Frederick Douglass Patterson Biography
Frederick Douglass Patterson, orphaned at the age of 2 when both his parents contracted tuberculosis, was voted least likely to succeed by his eighth-grade class. Thank goodness Bessie Patterson had a different opinion of her brother. In fact, she believed in him so much that she paid $8 a month from her $20-a-month salary for him to attend what is now Prairie View A&M University.
“In 1944, in an effort to help private Black colleges become financially sound, Patterson conceived and founded the United Negro College Fund.”
There, he flourished and developed such a strong passion for education that he went on to earn three advanced degrees in nine years, eventually returning to head the agriculture department at what is now Tuskegee University, where he had earlier spent a short time teaching. Under his leadership, the department’s veterinary program reached such outstanding quality that the state of Alabama granted funds for white students to study veterinary science there, a unique occurrence in the segregated South. In 1935, at the age of 33, Patterson became Tuskegee’s third president, helping to transform the baccalaureate institution into a prestigious university with cutting-edge graduate programs, all of which are flourishing today.

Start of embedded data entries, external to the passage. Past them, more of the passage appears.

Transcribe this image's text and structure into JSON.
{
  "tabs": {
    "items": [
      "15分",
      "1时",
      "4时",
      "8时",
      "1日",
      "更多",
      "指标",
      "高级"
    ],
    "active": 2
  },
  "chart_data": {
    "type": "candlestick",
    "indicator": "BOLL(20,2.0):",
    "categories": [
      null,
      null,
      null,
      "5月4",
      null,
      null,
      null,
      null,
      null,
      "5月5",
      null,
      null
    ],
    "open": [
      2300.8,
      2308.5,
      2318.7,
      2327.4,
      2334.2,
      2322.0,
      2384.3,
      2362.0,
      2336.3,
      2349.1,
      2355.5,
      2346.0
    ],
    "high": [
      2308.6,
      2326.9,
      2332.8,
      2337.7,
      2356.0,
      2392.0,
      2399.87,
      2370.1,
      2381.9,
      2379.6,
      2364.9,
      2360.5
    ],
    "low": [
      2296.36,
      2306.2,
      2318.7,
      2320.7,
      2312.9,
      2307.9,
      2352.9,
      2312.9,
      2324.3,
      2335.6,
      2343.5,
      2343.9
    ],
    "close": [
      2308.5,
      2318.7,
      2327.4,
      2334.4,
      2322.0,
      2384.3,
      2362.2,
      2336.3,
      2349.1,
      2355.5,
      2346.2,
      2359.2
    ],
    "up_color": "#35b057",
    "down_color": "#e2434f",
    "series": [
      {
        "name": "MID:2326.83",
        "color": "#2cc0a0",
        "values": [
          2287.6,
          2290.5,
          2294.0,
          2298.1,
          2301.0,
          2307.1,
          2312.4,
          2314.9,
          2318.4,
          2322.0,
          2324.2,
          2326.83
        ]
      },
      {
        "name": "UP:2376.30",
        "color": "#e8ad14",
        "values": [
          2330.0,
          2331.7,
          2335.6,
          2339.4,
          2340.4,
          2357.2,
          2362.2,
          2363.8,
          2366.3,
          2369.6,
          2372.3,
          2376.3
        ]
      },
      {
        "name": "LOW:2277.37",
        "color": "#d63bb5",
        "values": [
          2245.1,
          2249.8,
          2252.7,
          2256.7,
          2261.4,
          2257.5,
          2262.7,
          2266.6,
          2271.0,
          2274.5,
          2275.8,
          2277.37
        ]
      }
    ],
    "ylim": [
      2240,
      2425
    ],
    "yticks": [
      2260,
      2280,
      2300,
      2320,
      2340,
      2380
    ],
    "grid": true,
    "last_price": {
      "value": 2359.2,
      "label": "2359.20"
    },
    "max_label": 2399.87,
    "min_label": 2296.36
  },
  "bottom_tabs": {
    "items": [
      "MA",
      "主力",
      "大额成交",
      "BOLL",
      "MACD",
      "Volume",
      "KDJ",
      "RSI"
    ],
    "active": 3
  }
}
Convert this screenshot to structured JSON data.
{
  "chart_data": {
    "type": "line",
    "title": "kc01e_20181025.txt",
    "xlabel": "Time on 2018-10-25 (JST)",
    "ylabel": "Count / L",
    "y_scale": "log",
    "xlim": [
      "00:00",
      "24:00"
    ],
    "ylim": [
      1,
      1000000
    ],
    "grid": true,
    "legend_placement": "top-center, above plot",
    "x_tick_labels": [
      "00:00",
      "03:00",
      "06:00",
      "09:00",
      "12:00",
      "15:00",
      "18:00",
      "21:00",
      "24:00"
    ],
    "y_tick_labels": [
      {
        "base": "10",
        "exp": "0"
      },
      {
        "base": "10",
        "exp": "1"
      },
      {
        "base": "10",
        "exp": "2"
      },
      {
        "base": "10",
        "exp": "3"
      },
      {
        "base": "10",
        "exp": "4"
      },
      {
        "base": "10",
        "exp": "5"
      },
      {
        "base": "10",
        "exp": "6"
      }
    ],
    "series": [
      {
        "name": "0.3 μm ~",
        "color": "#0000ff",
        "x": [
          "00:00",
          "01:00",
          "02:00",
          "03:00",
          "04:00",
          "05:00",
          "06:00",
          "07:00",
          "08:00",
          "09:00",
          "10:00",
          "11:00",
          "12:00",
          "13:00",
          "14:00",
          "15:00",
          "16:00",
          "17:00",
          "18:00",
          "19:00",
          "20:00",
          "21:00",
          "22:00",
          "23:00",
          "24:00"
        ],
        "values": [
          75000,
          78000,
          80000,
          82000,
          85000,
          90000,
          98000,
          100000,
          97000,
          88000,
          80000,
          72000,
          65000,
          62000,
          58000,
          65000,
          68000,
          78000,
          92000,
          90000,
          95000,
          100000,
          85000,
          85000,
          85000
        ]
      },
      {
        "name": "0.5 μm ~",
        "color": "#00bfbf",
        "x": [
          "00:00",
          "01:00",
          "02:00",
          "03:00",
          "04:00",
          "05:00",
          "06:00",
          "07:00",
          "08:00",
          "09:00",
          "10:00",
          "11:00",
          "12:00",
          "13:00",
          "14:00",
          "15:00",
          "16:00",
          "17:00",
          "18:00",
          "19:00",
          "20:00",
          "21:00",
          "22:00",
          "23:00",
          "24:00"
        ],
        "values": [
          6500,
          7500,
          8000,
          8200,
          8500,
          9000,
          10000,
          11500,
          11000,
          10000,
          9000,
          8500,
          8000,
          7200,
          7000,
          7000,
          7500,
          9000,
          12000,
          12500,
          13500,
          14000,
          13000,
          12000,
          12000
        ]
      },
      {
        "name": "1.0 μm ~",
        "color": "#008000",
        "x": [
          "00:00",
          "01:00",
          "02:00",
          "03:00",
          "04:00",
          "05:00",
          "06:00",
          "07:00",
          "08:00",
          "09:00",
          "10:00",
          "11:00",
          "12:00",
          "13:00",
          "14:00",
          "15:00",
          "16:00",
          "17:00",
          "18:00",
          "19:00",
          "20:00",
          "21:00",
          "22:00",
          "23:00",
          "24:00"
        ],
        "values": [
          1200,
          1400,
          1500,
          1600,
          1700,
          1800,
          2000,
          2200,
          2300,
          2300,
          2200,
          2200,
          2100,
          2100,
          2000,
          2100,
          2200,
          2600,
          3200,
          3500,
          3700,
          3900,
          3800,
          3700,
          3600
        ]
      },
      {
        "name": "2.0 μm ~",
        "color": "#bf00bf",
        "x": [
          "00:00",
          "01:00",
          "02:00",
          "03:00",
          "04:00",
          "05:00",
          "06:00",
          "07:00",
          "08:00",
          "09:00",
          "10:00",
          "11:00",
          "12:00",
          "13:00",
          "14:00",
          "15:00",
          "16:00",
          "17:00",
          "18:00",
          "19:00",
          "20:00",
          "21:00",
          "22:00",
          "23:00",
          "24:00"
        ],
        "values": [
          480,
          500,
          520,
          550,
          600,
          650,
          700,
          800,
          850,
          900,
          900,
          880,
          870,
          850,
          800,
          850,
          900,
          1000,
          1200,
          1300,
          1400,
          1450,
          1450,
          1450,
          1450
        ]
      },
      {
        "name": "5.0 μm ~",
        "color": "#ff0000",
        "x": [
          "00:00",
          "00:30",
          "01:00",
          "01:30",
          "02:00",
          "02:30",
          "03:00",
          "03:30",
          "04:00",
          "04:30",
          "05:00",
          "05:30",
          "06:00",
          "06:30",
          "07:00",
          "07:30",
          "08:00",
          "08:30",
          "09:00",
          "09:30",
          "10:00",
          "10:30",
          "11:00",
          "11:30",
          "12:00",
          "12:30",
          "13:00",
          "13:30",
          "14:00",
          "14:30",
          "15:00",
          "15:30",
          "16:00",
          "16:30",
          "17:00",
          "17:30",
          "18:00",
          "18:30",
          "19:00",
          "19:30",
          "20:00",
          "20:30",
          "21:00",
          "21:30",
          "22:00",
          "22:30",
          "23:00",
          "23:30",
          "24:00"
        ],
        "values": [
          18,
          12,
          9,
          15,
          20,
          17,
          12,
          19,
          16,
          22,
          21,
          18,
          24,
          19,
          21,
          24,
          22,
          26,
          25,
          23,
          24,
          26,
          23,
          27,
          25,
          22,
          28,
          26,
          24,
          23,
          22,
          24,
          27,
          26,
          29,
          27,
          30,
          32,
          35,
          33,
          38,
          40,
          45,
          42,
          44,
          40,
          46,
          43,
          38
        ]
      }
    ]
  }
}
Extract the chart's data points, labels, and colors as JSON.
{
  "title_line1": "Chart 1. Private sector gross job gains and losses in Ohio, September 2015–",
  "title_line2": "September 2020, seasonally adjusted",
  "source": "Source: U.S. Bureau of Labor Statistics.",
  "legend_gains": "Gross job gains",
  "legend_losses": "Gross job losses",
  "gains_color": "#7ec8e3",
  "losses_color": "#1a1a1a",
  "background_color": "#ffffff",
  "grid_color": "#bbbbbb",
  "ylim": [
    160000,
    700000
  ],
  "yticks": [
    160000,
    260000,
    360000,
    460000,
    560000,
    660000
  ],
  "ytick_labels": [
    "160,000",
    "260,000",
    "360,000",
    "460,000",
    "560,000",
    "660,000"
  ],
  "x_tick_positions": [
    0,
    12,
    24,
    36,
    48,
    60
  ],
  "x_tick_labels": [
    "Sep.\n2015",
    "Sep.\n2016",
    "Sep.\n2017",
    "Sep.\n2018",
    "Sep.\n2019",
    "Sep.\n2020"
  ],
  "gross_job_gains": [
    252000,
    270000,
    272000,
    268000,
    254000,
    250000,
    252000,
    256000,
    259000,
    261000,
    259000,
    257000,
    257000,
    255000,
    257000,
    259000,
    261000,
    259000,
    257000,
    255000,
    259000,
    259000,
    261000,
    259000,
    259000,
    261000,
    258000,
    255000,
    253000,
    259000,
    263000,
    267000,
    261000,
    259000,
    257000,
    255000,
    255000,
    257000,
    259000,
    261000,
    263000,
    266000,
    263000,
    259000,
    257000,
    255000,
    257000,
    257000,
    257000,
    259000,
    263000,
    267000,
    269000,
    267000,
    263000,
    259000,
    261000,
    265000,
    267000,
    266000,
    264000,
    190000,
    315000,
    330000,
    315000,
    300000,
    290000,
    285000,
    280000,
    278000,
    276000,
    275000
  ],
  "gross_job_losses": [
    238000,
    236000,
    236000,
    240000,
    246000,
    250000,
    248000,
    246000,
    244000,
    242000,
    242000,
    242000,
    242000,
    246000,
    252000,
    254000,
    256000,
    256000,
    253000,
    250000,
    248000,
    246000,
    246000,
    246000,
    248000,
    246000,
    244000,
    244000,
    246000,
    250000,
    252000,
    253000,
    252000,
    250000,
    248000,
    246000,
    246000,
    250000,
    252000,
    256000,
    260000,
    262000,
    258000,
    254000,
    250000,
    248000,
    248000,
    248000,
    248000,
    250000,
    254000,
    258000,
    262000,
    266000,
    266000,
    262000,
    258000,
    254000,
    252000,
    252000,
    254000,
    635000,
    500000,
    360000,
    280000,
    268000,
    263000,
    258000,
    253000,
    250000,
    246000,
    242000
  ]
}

In 1944, in an effort to help private Black colleges become financially sound, he conceived and founded the United Negro College Fund, the first cooperative fundraising venture in American higher education. Today, UNCF is the nation’s largest and most effective minority education organization, awarding more than $100 million a year in scholarships to more than 10,000 students at more than 1,100 schools across the country.